Conspirators of Pleasure were formed in 2012 by Poulomi Desai (ex Dead Jalebies) and Simon Underwood (founder member of post punk band The Pop Group). They are an improvising duo that seek to bend all the rules, question the sacred, create extraordinary soundscape performances and self-regulating sonic systems, using modified and prepared instruments. Part of their unusual musical armoury includes a prepared sitar, sonically twisted stylophones, prepared bass, modified toys, resurrected radios and visually scarred slide projections. Their compositions explore experimental terrains, twisting technology to transform organic sounds into eerie calls that flow from intense waves of abrasive, noisy, chaos invoking industrial nostalgia, to structured pulsating rhythms, to melancholic, microtonal drones.
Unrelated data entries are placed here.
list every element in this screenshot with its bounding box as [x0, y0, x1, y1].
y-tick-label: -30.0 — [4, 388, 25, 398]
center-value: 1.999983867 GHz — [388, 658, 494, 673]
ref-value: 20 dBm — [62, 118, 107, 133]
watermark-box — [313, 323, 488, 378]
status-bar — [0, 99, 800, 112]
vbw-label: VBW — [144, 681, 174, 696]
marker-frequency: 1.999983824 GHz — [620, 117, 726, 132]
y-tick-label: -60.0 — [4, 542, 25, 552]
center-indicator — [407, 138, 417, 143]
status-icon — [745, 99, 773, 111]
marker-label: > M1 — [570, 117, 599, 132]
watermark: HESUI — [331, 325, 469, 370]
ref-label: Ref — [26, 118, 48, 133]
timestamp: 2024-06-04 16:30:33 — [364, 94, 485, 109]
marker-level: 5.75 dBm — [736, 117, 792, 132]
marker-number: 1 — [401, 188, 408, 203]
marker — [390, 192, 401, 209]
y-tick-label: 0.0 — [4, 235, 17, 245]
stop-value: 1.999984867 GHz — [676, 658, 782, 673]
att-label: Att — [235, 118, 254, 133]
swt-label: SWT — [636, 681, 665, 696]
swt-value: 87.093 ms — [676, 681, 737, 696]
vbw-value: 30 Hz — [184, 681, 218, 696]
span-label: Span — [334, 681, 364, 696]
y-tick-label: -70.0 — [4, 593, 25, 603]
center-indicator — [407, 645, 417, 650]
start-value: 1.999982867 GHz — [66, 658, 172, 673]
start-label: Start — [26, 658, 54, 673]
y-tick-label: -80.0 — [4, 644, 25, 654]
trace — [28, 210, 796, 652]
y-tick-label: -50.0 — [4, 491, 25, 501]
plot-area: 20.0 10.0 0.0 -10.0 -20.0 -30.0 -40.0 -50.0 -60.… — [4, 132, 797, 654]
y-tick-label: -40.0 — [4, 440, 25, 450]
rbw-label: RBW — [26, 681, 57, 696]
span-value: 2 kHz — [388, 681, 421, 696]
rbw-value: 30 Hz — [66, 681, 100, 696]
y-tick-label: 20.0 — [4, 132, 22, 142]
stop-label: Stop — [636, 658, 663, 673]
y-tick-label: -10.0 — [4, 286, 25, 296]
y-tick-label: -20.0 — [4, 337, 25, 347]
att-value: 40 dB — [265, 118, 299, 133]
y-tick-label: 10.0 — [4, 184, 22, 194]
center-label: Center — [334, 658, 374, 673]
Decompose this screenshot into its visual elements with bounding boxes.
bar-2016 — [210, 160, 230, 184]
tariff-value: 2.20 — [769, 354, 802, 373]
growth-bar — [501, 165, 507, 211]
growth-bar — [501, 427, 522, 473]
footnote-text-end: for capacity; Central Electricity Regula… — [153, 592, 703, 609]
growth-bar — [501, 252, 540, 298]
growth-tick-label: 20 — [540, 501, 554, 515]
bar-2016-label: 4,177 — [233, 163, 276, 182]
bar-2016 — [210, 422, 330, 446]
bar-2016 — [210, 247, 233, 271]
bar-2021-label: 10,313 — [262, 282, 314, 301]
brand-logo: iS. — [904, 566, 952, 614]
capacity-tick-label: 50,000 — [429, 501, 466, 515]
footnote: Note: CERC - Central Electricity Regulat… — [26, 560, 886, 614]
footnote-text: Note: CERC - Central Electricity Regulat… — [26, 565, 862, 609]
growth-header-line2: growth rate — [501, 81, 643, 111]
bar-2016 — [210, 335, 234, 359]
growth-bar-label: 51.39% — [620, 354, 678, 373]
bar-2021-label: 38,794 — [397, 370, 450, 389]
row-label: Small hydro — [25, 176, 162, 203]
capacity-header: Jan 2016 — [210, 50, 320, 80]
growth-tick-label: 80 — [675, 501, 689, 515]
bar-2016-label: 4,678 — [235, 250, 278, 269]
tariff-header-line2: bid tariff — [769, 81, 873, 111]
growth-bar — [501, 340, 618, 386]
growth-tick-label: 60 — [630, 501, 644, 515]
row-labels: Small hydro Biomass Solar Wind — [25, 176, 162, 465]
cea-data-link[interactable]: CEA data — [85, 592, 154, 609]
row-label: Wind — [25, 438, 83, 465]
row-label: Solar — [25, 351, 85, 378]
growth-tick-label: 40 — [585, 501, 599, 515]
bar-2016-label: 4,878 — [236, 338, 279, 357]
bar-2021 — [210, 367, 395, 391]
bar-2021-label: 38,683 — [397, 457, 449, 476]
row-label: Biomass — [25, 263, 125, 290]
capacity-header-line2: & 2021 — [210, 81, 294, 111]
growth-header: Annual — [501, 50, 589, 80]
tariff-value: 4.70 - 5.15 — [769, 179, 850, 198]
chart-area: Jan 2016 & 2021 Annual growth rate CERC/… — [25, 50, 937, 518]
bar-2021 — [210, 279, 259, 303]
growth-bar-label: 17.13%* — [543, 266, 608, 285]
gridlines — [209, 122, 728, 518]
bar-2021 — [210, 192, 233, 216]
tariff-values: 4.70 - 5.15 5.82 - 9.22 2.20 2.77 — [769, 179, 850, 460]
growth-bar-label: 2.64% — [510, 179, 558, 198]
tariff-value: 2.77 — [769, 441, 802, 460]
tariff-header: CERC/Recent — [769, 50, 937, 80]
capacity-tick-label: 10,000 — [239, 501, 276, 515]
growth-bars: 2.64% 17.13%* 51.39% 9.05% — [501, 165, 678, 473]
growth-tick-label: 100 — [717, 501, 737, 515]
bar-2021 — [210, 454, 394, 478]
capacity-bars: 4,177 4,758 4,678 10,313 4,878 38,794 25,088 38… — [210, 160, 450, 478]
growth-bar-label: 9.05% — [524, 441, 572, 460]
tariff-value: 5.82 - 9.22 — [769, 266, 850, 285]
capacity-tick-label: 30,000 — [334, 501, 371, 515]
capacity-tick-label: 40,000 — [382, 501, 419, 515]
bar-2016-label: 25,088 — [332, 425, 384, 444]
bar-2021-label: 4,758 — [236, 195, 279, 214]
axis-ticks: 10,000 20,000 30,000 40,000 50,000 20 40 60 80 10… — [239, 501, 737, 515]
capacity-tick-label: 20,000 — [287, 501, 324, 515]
Mark Vernon is a Glasgow-based artist whose work exists on the fringes of sound art, music and broadcasting. At the core of his practice lies a fascination with the intimacy of the radio voice, environmental sound, obsolete media and the re-appropriation of found recordings. He incorporates these diverse elements into radiophonic compositions for broadcast, fixed media and live performances.

Pavel V is plays guitar through enough FX to sink a battleship.
Disrupted loops and fuzz make his guitar sound like throbbing gristle.

ALERT – new Alter double LP compilation

 
ALERT A new double album compilation available now on ALTER – order here.
 
“ALERT dredges the depths of grimy UK bedroom studios, old computer hard-drives and budget lager-soaked gallery sonics in search of presenting a unifying vision of a particular brand of the here and now… Each piece on ALERT is bound by a distinctly punk attitude, a form of experimentalism that skirts across genre markers and forces you to sit up and pay attention. Zero coffee house easy listening or functionality here – there’s metallic clanging, skittering drums and screeches, tough as nails gabber compression (check the Acolytes track ‘Feelings’) and dirgey guitar feedback all fighting for space in a surprisingly coherent manner. Sound artist and broadcaster Mark Vernon’s ‘The Object Invoked…’ lulls us into quintessentially British, nightmare-inducing radiophonic territories with terrifying fragmented media chatter, making for one of the highlights of the compilation. If anything, we can agree on the fact that this double LP stands to highlight the fringes of carefree, convention defying abstract electronics that currently permeate our little island in an illuminating and necessary way.”